Some lower-risk people would happily get the booster and enjoy these benefits. Others might decide to time their inoculation ahead of, say, a big trip or a large family get-together. I think it’s reasonable for a generally healthy 40-year-old to wait until two weeks before high-exposure events to get their booster. I also think it’s reasonable for parents whose young kids completed their primary vaccination to hold off on additional shots for now. On the other hand, I’d strongly urge my patients 65 and older and adults with obesity, diabetes, lung disease and other serious underlying conditions not to delay their boosters.

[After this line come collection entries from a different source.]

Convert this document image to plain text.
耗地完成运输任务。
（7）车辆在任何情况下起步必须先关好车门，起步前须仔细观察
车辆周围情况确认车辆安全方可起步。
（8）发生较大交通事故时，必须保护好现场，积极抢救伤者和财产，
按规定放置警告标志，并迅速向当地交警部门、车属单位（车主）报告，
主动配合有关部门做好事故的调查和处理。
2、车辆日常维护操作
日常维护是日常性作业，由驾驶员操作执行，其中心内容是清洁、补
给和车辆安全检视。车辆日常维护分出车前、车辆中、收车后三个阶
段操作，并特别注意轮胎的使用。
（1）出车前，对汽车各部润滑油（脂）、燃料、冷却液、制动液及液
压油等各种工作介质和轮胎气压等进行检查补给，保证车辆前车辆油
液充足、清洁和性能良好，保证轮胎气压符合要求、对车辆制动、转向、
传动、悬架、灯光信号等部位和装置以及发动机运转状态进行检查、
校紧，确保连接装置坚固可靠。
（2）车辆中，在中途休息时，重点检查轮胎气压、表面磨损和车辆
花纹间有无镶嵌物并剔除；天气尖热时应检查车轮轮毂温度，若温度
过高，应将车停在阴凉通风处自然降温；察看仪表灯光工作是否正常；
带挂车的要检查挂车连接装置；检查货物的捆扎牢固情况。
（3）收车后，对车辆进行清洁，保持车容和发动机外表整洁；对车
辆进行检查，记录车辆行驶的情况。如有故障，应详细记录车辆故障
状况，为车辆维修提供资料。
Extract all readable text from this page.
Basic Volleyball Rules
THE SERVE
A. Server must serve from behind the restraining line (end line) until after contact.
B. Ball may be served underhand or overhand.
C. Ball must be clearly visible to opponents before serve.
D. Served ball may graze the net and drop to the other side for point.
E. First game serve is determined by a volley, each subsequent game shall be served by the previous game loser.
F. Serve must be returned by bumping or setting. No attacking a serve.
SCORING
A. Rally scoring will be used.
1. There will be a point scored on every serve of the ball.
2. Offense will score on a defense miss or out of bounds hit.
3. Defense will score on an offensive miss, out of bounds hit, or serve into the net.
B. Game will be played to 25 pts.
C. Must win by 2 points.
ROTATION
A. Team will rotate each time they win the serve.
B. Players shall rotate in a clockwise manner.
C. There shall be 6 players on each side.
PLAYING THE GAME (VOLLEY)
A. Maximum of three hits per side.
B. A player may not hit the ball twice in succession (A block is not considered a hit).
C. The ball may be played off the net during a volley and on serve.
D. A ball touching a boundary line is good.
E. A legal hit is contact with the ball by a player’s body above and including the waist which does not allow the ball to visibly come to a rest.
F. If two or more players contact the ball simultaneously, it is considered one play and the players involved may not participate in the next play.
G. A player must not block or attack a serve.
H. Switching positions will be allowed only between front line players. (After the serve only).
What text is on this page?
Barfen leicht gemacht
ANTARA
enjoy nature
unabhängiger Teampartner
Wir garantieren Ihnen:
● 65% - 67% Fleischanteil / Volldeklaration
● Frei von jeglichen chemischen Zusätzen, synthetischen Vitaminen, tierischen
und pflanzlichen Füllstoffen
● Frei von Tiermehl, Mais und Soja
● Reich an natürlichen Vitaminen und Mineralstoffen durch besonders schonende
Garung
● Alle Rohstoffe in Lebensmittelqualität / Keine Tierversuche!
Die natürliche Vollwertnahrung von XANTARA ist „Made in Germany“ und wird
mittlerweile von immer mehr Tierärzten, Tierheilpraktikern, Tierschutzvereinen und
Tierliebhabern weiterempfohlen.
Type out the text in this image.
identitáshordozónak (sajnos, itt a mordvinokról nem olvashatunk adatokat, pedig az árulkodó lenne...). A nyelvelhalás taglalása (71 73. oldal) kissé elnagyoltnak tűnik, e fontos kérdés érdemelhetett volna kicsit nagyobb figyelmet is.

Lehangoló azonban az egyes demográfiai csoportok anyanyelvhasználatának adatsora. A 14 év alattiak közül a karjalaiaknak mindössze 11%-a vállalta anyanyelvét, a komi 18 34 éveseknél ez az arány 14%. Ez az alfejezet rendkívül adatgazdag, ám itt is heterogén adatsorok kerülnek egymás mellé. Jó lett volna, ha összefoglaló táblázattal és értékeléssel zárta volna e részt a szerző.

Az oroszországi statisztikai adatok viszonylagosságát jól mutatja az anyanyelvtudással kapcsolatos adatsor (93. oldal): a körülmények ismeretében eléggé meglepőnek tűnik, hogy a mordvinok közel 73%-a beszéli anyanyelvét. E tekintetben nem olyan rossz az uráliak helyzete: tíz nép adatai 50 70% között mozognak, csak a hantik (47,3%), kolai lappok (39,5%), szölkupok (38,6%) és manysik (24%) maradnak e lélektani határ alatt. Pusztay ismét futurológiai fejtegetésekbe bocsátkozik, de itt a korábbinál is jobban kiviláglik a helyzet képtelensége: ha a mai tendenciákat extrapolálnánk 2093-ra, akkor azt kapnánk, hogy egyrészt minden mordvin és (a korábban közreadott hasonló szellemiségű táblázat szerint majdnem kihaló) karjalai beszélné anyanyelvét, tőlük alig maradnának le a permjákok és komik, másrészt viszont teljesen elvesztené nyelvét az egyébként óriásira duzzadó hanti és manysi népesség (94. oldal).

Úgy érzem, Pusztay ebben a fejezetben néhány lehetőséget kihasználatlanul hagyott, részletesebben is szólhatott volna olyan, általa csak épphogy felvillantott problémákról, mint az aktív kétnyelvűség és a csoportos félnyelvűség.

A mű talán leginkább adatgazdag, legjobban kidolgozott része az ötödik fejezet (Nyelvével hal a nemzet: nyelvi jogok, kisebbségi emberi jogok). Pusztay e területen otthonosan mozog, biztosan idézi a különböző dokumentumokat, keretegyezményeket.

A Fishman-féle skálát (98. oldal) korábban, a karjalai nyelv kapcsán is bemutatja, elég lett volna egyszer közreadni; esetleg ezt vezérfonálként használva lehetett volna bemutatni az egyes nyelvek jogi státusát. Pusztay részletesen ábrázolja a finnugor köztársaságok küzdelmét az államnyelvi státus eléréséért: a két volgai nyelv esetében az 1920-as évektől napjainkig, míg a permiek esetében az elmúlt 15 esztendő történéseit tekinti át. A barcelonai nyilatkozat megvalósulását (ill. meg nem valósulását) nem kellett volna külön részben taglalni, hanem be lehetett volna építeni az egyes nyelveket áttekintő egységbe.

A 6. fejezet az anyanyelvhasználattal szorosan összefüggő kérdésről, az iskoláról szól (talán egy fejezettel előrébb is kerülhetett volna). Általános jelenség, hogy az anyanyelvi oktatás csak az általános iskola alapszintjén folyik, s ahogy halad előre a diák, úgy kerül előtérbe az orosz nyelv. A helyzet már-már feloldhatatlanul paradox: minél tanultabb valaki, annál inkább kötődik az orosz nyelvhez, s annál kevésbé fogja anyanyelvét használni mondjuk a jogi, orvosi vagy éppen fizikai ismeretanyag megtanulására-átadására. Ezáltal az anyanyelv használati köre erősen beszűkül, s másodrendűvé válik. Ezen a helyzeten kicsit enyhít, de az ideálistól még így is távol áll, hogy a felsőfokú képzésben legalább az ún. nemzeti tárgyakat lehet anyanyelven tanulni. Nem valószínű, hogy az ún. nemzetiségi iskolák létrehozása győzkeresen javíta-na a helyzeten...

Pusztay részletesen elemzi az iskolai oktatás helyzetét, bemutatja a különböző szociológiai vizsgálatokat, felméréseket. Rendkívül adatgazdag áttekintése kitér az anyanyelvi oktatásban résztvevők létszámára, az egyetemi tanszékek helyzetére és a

Recent infection should also be taken into consideration. There is growing evidence that hybrid immunity — the combination of recovery from infection combined with vaccination — provides the strongest and most durable protection. It’s also becoming clear that prior infection with omicron subvariants conveys some protection against BA.5. People who recently contracted the coronavirus don’t need to rush to get boosted; they are unlikely to become reinfected soon after recovery, and there might be benefit to waiting at least three months.

I understand the rationale for the CDC’s blanket booster guidance, because overly complicated rules can also hinder uptake. But given the dismal booster numbers to date, federal health officials need to change course and focus their efforts to achieve the optimal public health outcome.

Health-care practitioners must also be mindful of preserving trust in their recommendations, which requires acknowledging that the evidence in favor of additional boosters is much stronger in some groups than in others. Targeting boosters to those most at risk, while giving options to everyone else, is our best hope against a likely next surge — and future public health emergencies.